Tooling and ecosystem

The tooling around this bug class matters as much as the fix itself. Good logging, accessible profilers, and clear error messages turn 30-minute investigations into 5-minute ones. If your project doesn't have visibility into this code path, the first fix should add the visibility - the second fix uses it.

Within Unity, the relevant diagnostic surfaces include the standard frame debugger, memory profiler, and engine-specific debug overlays. Each one shows a different facet of what's happening. The frame debugger reveals draw call ordering and state transitions; the memory profiler shows allocation patterns; the debug overlay reveals per-system state. Bugs that resist one tool usually surrender to another - the trick is knowing which tool to reach for first.

Edge cases and pitfalls

Platform-specific edge cases are worth enumerating explicitly. iOS handles backgrounding differently than Android; Windows handles focus changes differently than macOS. A fix that works on the development platform may not work on every target. Test on each shipping platform deliberately.

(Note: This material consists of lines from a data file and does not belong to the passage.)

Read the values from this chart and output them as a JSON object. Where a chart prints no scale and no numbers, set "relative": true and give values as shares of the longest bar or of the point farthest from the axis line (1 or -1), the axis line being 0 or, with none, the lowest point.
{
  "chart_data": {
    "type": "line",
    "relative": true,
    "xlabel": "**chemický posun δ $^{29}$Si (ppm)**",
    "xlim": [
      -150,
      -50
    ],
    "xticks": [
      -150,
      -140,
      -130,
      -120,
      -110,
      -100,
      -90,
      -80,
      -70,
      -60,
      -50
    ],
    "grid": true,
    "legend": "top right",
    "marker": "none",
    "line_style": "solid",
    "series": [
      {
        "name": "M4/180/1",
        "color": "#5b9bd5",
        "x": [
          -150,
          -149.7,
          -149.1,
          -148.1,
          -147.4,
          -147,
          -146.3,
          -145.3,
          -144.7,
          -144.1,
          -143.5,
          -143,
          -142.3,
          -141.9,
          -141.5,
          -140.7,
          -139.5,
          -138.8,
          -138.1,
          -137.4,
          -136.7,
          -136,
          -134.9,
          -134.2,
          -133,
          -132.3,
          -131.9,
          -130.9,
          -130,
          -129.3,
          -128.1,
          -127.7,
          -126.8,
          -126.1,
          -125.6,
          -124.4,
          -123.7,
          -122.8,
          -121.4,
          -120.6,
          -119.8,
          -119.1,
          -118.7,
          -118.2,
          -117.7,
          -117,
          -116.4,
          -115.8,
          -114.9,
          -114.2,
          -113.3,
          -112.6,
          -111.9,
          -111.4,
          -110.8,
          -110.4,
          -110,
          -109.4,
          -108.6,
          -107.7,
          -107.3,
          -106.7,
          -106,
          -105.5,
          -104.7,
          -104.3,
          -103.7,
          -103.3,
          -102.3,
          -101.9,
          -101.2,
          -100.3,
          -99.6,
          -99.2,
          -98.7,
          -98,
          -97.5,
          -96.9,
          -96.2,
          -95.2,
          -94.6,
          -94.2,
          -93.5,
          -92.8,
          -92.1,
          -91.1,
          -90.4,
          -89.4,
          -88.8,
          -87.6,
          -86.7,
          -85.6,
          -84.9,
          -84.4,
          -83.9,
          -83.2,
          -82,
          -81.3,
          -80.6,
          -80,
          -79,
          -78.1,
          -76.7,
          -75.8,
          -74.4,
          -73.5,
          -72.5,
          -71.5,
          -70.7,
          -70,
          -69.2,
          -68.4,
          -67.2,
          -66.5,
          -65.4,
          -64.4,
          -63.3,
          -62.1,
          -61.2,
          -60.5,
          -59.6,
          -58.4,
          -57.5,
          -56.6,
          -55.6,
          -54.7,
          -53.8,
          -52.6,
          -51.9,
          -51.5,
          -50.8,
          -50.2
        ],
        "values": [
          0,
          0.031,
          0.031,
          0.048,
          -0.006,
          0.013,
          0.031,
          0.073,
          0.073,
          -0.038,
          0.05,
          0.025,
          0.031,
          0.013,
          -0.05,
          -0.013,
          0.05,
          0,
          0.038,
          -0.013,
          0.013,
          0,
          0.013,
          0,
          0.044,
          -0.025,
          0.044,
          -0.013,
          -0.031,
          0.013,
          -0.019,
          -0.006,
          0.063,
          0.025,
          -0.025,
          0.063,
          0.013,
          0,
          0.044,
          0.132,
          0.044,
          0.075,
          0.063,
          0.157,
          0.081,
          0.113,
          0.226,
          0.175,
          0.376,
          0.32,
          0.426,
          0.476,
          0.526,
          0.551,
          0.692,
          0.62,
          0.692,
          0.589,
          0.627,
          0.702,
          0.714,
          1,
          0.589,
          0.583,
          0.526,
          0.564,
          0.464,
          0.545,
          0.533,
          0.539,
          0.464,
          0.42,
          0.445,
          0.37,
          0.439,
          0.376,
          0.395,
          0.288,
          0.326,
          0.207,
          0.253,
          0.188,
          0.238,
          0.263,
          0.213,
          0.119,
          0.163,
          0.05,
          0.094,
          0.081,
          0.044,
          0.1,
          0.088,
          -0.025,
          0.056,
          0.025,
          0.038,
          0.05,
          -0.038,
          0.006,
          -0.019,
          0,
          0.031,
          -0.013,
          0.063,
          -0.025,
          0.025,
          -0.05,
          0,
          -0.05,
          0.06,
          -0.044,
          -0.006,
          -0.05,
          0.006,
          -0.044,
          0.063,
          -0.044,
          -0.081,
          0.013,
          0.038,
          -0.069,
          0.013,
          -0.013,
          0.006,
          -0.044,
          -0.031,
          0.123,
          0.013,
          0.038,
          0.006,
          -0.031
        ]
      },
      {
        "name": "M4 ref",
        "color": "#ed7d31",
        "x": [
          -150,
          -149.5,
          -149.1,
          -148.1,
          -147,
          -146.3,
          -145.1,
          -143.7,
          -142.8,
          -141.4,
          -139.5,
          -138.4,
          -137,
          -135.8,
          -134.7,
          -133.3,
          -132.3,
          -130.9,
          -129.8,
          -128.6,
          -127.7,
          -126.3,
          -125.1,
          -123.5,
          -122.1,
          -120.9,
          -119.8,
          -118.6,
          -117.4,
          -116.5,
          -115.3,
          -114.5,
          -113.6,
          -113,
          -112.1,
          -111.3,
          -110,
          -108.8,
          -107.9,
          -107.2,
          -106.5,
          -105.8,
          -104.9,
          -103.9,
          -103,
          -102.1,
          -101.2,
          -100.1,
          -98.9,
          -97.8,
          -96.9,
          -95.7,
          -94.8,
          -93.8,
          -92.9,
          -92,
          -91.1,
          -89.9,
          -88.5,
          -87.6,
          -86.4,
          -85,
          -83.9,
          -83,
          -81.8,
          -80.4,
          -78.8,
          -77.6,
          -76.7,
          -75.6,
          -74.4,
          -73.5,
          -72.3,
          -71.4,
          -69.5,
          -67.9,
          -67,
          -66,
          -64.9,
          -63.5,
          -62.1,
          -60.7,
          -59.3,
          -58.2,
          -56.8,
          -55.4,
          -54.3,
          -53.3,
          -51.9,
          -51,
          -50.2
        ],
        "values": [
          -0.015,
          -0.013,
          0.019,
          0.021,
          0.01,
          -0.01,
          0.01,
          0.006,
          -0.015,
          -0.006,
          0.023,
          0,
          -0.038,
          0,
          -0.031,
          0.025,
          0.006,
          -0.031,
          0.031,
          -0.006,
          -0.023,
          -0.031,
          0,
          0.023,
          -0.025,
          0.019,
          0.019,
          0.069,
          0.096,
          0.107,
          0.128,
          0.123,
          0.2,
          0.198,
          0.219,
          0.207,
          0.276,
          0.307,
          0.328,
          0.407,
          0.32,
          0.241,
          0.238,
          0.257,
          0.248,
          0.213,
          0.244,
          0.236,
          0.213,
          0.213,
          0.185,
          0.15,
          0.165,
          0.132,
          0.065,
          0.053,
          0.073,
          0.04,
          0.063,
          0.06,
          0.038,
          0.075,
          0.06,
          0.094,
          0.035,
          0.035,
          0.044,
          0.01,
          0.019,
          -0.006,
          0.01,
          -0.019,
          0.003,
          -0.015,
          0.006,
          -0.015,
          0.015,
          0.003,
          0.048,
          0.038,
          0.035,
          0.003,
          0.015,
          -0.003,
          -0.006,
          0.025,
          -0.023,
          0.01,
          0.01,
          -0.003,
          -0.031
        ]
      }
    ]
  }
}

When writing a regression test for this fix, focus on the boundary conditions that surfaced the original bug. Tests that exercise the happy path catch obvious regressions; tests that exercise the boundary catch the subtler regressions that look like new bugs but are really the original returning. The latter are the tests that earn their keep over the long life of the project.

Team communication

When this bug class affects multiple teams (often the case for cross-system issues), early communication prevents duplicate work. The team that owns the symptom may not own the cause. A 15-minute conversation at the start of triage often saves hours of independent investigation.

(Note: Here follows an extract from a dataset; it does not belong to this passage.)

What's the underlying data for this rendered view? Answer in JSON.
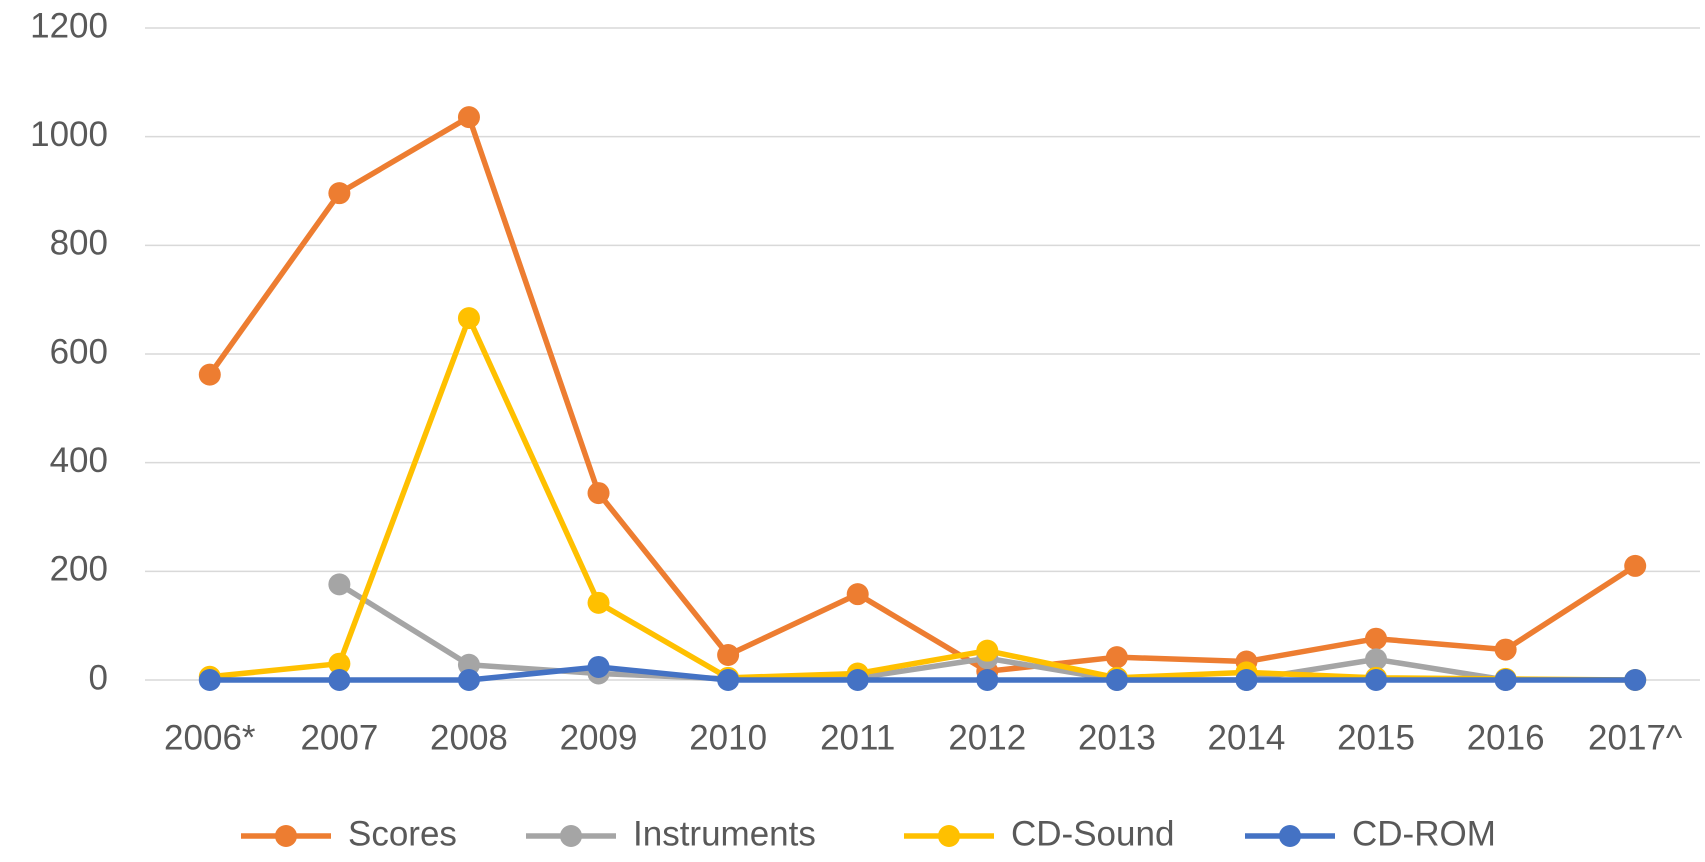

If this fix touches a system several engineers work in, a short writeup in the team's engineering channel helps. Not a full design doc - a paragraph explaining what was wrong, what's fixed, and what to watch for. Future engineers encountering similar symptoms will search for the fix; making it findable is a small investment that pays back later.

“Right batch size + no false sharing + memory-aware. Then scaling kicks in.”

Related Issues

For Burst compile errors, see Burst Compile. For NativeArray dispose, see Handle Dispose.

30-100us batches. Padded per-thread state. Profile saturation. Cores actually help.